While Callow suggests that any reduction in the cash rate will likely have a negligible impact on the Aussie, representing a decline of around 3% from its present trading level, the question many are now asking is where the AUD/USD will head should the RBA refrain from cutting rates?
Given heightened expectations surrounding further easing, not only from markets but also the economic community, it’s likely to be a massive move higher should the cash rate remain at 1.75%.
Many will be eyeing the recent peak of .7675 struck in mid-July, and beyond that the 2016 high of .7835 seen on April 21.
Mirroring the sentiment expressed by Callow, James McIntyre, an analyst at Macquarie Research, wrote in mid-July that more rate cuts from the RBA will merely prevent the Australian dollar from rising further, rather than helping to weaken it.

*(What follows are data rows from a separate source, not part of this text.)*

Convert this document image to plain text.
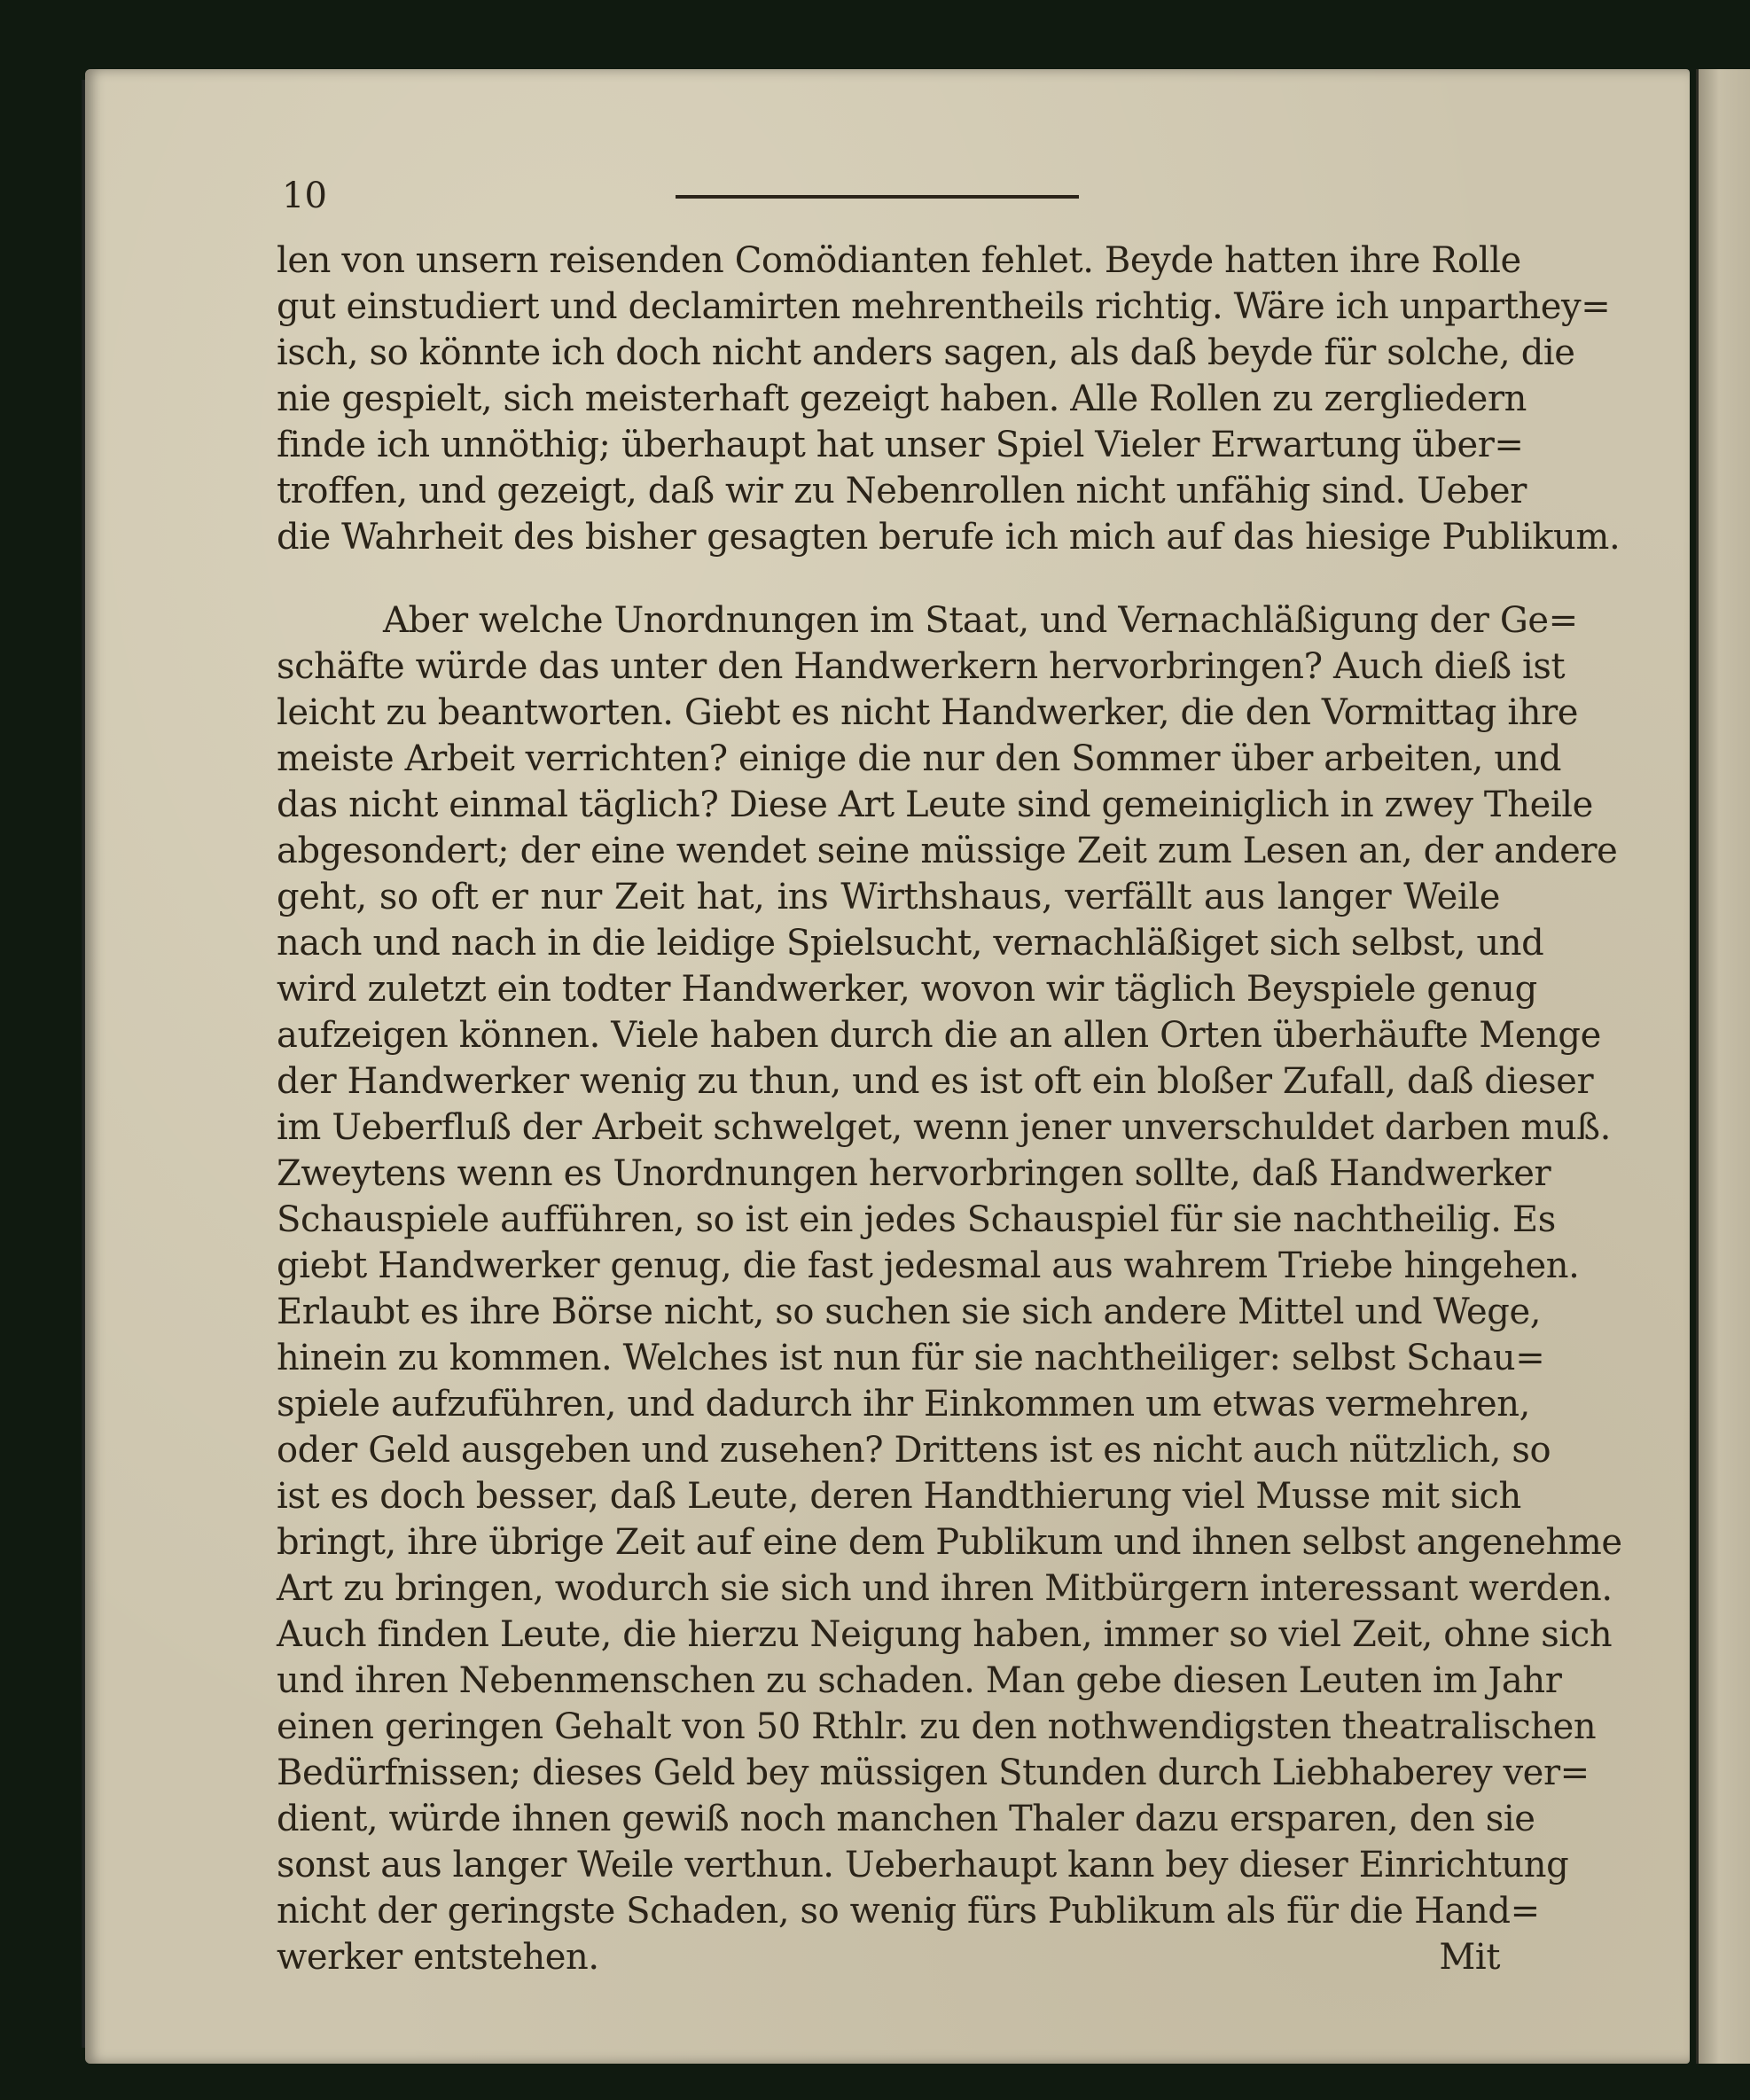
10
len von unsern reisenden Comödianten fehlet. Beyde hatten ihre Rolle
gut einstudiert und declamirten mehrentheils richtig. Wäre ich unparthey=
isch, so könnte ich doch nicht anders sagen, als daß beyde für solche, die
nie gespielt, sich meisterhaft gezeigt haben. Alle Rollen zu zergliedern
finde ich unnöthig; überhaupt hat unser Spiel Vieler Erwartung über=
troffen, und gezeigt, daß wir zu Nebenrollen nicht unfähig sind. Ueber
die Wahrheit des bisher gesagten berufe ich mich auf das hiesige Publikum.
Aber welche Unordnungen im Staat, und Vernachläßigung der Ge=
schäfte würde das unter den Handwerkern hervorbringen? Auch dieß ist
leicht zu beantworten. Giebt es nicht Handwerker, die den Vormittag ihre
meiste Arbeit verrichten? einige die nur den Sommer über arbeiten, und
das nicht einmal täglich? Diese Art Leute sind gemeiniglich in zwey Theile
abgesondert; der eine wendet seine müssige Zeit zum Lesen an, der andere
geht, so oft er nur Zeit hat, ins Wirthshaus, verfällt aus langer Weile
nach und nach in die leidige Spielsucht, vernachläßiget sich selbst, und
wird zuletzt ein todter Handwerker, wovon wir täglich Beyspiele genug
aufzeigen können. Viele haben durch die an allen Orten überhäufte Menge
der Handwerker wenig zu thun, und es ist oft ein bloßer Zufall, daß dieser
im Ueberfluß der Arbeit schwelget, wenn jener unverschuldet darben muß.
Zweytens wenn es Unordnungen hervorbringen sollte, daß Handwerker
Schauspiele aufführen, so ist ein jedes Schauspiel für sie nachtheilig. Es
giebt Handwerker genug, die fast jedesmal aus wahrem Triebe hingehen.
Erlaubt es ihre Börse nicht, so suchen sie sich andere Mittel und Wege,
hinein zu kommen. Welches ist nun für sie nachtheiliger: selbst Schau=
spiele aufzuführen, und dadurch ihr Einkommen um etwas vermehren,
oder Geld ausgeben und zusehen? Drittens ist es nicht auch nützlich, so
ist es doch besser, daß Leute, deren Handthierung viel Musse mit sich
bringt, ihre übrige Zeit auf eine dem Publikum und ihnen selbst angenehme
Art zu bringen, wodurch sie sich und ihren Mitbürgern interessant werden.
Auch finden Leute, die hierzu Neigung haben, immer so viel Zeit, ohne sich
und ihren Nebenmenschen zu schaden. Man gebe diesen Leuten im Jahr
einen geringen Gehalt von 50 Rthlr. zu den nothwendigsten theatralischen
Bedürfnissen; dieses Geld bey müssigen Stunden durch Liebhaberey ver=
dient, würde ihnen gewiß noch manchen Thaler dazu ersparen, den sie
sonst aus langer Weile verthun. Ueberhaupt kann bey dieser Einrichtung
nicht der geringste Schaden, so wenig fürs Publikum als für die Hand=
werker entstehen.	Mit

“We remain of the view that the RBA will need to cut rates further, dragged down by a disinflationary outlook,” said McIntyre. “But with easing elsewhere, those rate cuts are unlikely to deliver significant A$ weakness. Rather, rate cuts are now likely to be needed to contain A$ upside,” he said.
“Although the RBA is cutting, we don’t think it will be cutting fast, or far, enough.”
Whatever decision the RBA board makes tomorrow, it certainly won’t be easy, or without its risks.
Do they cut and risk stoking further heat in the property market, or leave rates unchanged and watch the Aussie dollar soar, something that along with heightened levels of labour market slack will do little to help lift the outlook for inflation?
Come 2.30pm AEST on Tuesday, it’s going to be a wild time for Australian financial markets, one way or another.